AI used for risk assessment or pricing in life and health insurance is high-risk under Annex III point 5(c); the Commission's draft guidelines treat either function as enough. The boundary tracks health cover: accident, sickness and private health lines can fall inside as health insurance. Motor, property, household and liability pricing sit outside this point in the first wave, though other obligations such as GDPR, the Article 50 transparency rules, and EIOPA/IDD conduct rules can still apply.
Do I need a FRIA for an insurance pricing model?
Yes, if the model does risk assessment and/or pricing for natural persons in life or health insurance. The FRIA is a deployer duty under Article 27, owed regardless of whether the insurer is a public or private body. The Commission's draft guidelines suggest either risk assessment or pricing is enough to be in scope.
Is non-life / property & casualty insurance covered?
Motor, property/household and liability pricing AI is outside Annex III 5(c) in the first wave. Health cover is the exception: the Commission's draft guidelines treat accident, sickness and private health lines as health insurance, so AI risk assessment or pricing for those can fall inside 5(c). Lines that stay outside still carry GDPR and conduct-of-business obligations.
Can we use health or genetic data in an underwriting model?

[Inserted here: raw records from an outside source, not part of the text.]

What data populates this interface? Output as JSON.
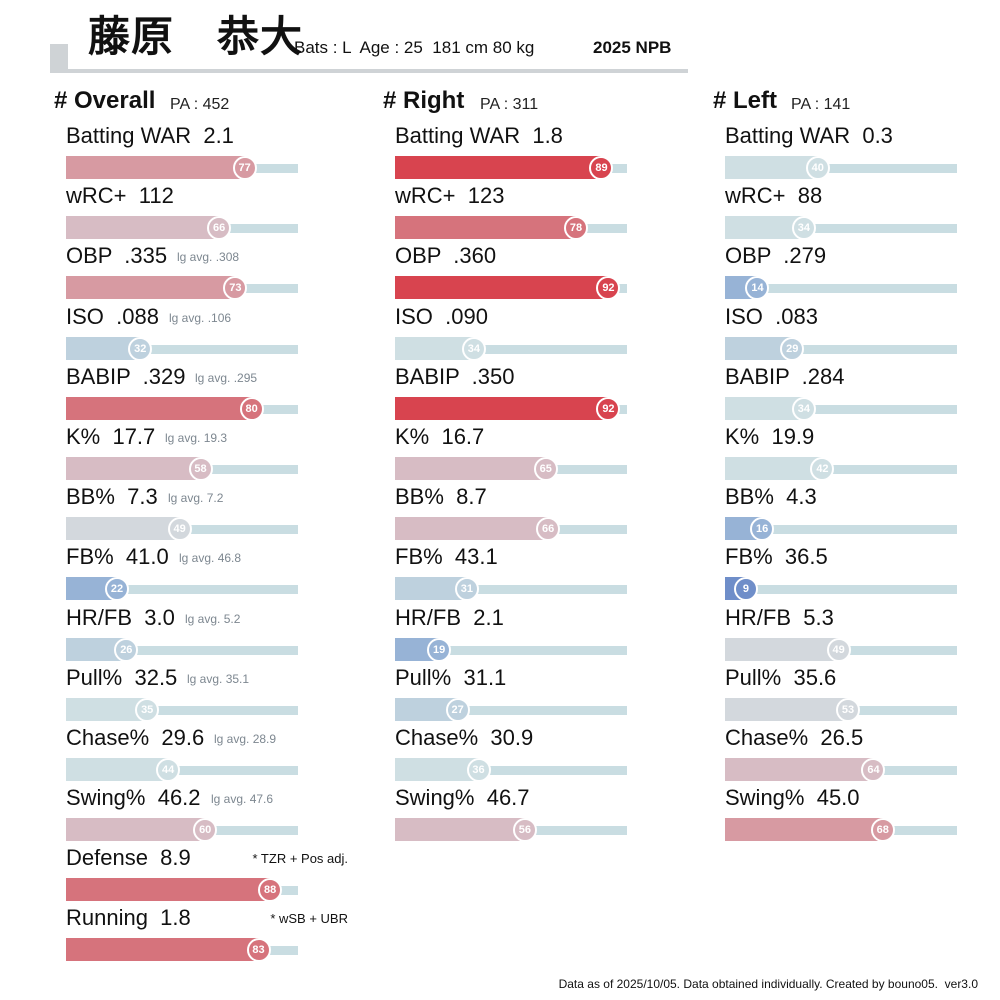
{
  "header": {
    "name": "藤原　恭大",
    "meta": "Bats : L  Age : 25  181 cm 80 kg",
    "season": "2025 NPB"
  },
  "colors": {
    "scale": [
      "#6f8ec9",
      "#97b3d6",
      "#bed1de",
      "#cfdfe3",
      "#d3d8dd",
      "#d7bcc4",
      "#d79aa2",
      "#d6737c",
      "#d8444f"
    ]
  },
  "chart_data": [
    {
      "type": "bar",
      "title": "# Overall",
      "pa": "PA : 452",
      "xlim": [
        0,
        100
      ],
      "rows": [
        {
          "label": "Batting WAR  2.1",
          "percentile": 77
        },
        {
          "label": "wRC+  112",
          "percentile": 66
        },
        {
          "label": "OBP  .335",
          "avg": "lg avg. .308",
          "percentile": 73
        },
        {
          "label": "ISO  .088",
          "avg": "lg avg. .106",
          "percentile": 32
        },
        {
          "label": "BABIP  .329",
          "avg": "lg avg. .295",
          "percentile": 80
        },
        {
          "label": "K%  17.7",
          "avg": "lg avg. 19.3",
          "percentile": 58
        },
        {
          "label": "BB%  7.3",
          "avg": "lg avg. 7.2",
          "percentile": 49
        },
        {
          "label": "FB%  41.0",
          "avg": "lg avg. 46.8",
          "percentile": 22
        },
        {
          "label": "HR/FB  3.0",
          "avg": "lg avg. 5.2",
          "percentile": 26
        },
        {
          "label": "Pull%  32.5",
          "avg": "lg avg. 35.1",
          "percentile": 35
        },
        {
          "label": "Chase%  29.6",
          "avg": "lg avg. 28.9",
          "percentile": 44
        },
        {
          "label": "Swing%  46.2",
          "avg": "lg avg. 47.6",
          "percentile": 60
        },
        {
          "label": "Defense  8.9",
          "note": "* TZR + Pos adj.",
          "percentile": 88
        },
        {
          "label": "Running  1.8",
          "note": "* wSB + UBR",
          "percentile": 83
        }
      ]
    },
    {
      "type": "bar",
      "title": "# Right",
      "pa": "PA : 311",
      "xlim": [
        0,
        100
      ],
      "rows": [
        {
          "label": "Batting WAR  1.8",
          "percentile": 89
        },
        {
          "label": "wRC+  123",
          "percentile": 78
        },
        {
          "label": "OBP  .360",
          "percentile": 92
        },
        {
          "label": "ISO  .090",
          "percentile": 34
        },
        {
          "label": "BABIP  .350",
          "percentile": 92
        },
        {
          "label": "K%  16.7",
          "percentile": 65
        },
        {
          "label": "BB%  8.7",
          "percentile": 66
        },
        {
          "label": "FB%  43.1",
          "percentile": 31
        },
        {
          "label": "HR/FB  2.1",
          "percentile": 19
        },
        {
          "label": "Pull%  31.1",
          "percentile": 27
        },
        {
          "label": "Chase%  30.9",
          "percentile": 36
        },
        {
          "label": "Swing%  46.7",
          "percentile": 56
        }
      ]
    },
    {
      "type": "bar",
      "title": "# Left",
      "pa": "PA : 141",
      "xlim": [
        0,
        100
      ],
      "rows": [
        {
          "label": "Batting WAR  0.3",
          "percentile": 40
        },
        {
          "label": "wRC+  88",
          "percentile": 34
        },
        {
          "label": "OBP  .279",
          "percentile": 14
        },
        {
          "label": "ISO  .083",
          "percentile": 29
        },
        {
          "label": "BABIP  .284",
          "percentile": 34
        },
        {
          "label": "K%  19.9",
          "percentile": 42
        },
        {
          "label": "BB%  4.3",
          "percentile": 16
        },
        {
          "label": "FB%  36.5",
          "percentile": 9
        },
        {
          "label": "HR/FB  5.3",
          "percentile": 49
        },
        {
          "label": "Pull%  35.6",
          "percentile": 53
        },
        {
          "label": "Chase%  26.5",
          "percentile": 64
        },
        {
          "label": "Swing%  45.0",
          "percentile": 68
        }
      ]
    }
  ],
  "footer": "Data as of 2025/10/05. Data obtained individually. Created by bouno05.  ver3.0"
}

Health and genetic data are special categories under GDPR Article 9; processing is prohibited unless an Article 9(2) condition applies, for example explicit consent. Member States may impose further restrictions on genetic and health data under Article 9(4), and Charter Article 21 expressly bars discrimination on genetic features, disability and age, so direct or proxy use needs strong justification and disparate-impact testing.

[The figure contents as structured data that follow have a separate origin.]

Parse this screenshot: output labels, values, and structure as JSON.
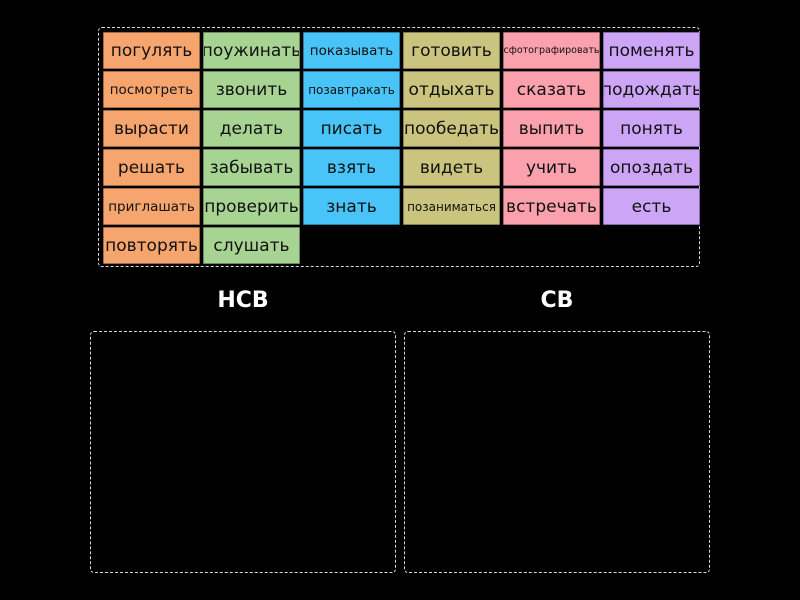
{
  "pool": {
    "tiles": [
      {
        "label": "погулять",
        "color": "orange"
      },
      {
        "label": "поужинать",
        "color": "green"
      },
      {
        "label": "показывать",
        "color": "blue"
      },
      {
        "label": "готовить",
        "color": "olive"
      },
      {
        "label": "сфотографировать",
        "color": "pink"
      },
      {
        "label": "поменять",
        "color": "purple"
      },
      {
        "label": "посмотреть",
        "color": "orange"
      },
      {
        "label": "звонить",
        "color": "green"
      },
      {
        "label": "позавтракать",
        "color": "blue"
      },
      {
        "label": "отдыхать",
        "color": "olive"
      },
      {
        "label": "сказать",
        "color": "pink"
      },
      {
        "label": "подождать",
        "color": "purple"
      },
      {
        "label": "вырасти",
        "color": "orange"
      },
      {
        "label": "делать",
        "color": "green"
      },
      {
        "label": "писать",
        "color": "blue"
      },
      {
        "label": "пообедать",
        "color": "olive"
      },
      {
        "label": "выпить",
        "color": "pink"
      },
      {
        "label": "понять",
        "color": "purple"
      },
      {
        "label": "решать",
        "color": "orange"
      },
      {
        "label": "забывать",
        "color": "green"
      },
      {
        "label": "взять",
        "color": "blue"
      },
      {
        "label": "видеть",
        "color": "olive"
      },
      {
        "label": "учить",
        "color": "pink"
      },
      {
        "label": "опоздать",
        "color": "purple"
      },
      {
        "label": "приглашать",
        "color": "orange"
      },
      {
        "label": "проверить",
        "color": "green"
      },
      {
        "label": "знать",
        "color": "blue"
      },
      {
        "label": "позаниматься",
        "color": "olive"
      },
      {
        "label": "встречать",
        "color": "pink"
      },
      {
        "label": "есть",
        "color": "purple"
      },
      {
        "label": "повторять",
        "color": "orange"
      },
      {
        "label": "слушать",
        "color": "green"
      }
    ]
  },
  "groups": [
    {
      "title": "НСВ"
    },
    {
      "title": "СВ"
    }
  ],
  "colors": {
    "orange": "#f7a56f",
    "green": "#a8d493",
    "blue": "#48c4f8",
    "olive": "#cbc47e",
    "pink": "#fba0ad",
    "purple": "#cca5f7",
    "background": "#000000",
    "border": "#d8d8d8"
  }
}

How does the FRIA relate to our DPIA?
Article 27(4) lets you reuse a GDPR DPIA where it already covers FRIA obligations; the FRIA complements it. The FRIA covers all Charter rights, so it almost always needs analysis beyond the DPIA.
Does EIOPA's AI Opinion replace the FRIA?

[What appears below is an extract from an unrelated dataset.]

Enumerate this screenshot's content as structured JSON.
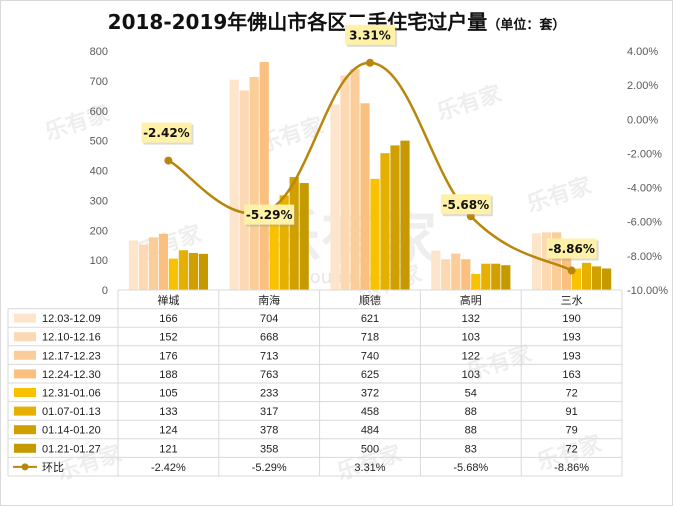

No. EIOPA's Opinion of 6 August 2025 interprets existing sectoral law (the IDD and Solvency II) for AI and excludes AI-Act high-risk systems from its scope. A life or health pricing model is high-risk under the AI Act, so the AI Act — including the Article 27 FRIA — governs it; EIOPA's principles mainly bear on the insurer's non-high-risk AI.
When is the FRIA deadline for insurers?
2 August 2026 is the legally binding date. The Digital Omnibus, provisionally agreed around 7 May 2026, would defer it to 2 December 2027 once published in the Official Journal, but that is not yet law as of June 2026, so keep preparing on the 2 August 2026 basis.
Key Takeaways
AI that prices life and health cover is high-risk under Annex III 5(c), and the FRIA is the insurer's duty under Article 27. The work is the same whichever date governs: classify each insurance line against 5(c), document the six Article 27(1) components, run the right-by-right risk register with real depth on health and genetic data, wire human underwriter oversight into every adverse decision, and prepare the Article 27(3) notification of results. Start now — inventory your AI underwriting and pricing systems, draft the assessment with the free FRIA generator, and map the controls and evidence you will need to show a supervisor. This article is for general information only and is not legal advice; confirm your obligations under Article 27 with qualified counsel, and re-check the regulatory status — including the draft Commission guidelines and the Digital Omnibus — before relying on any date.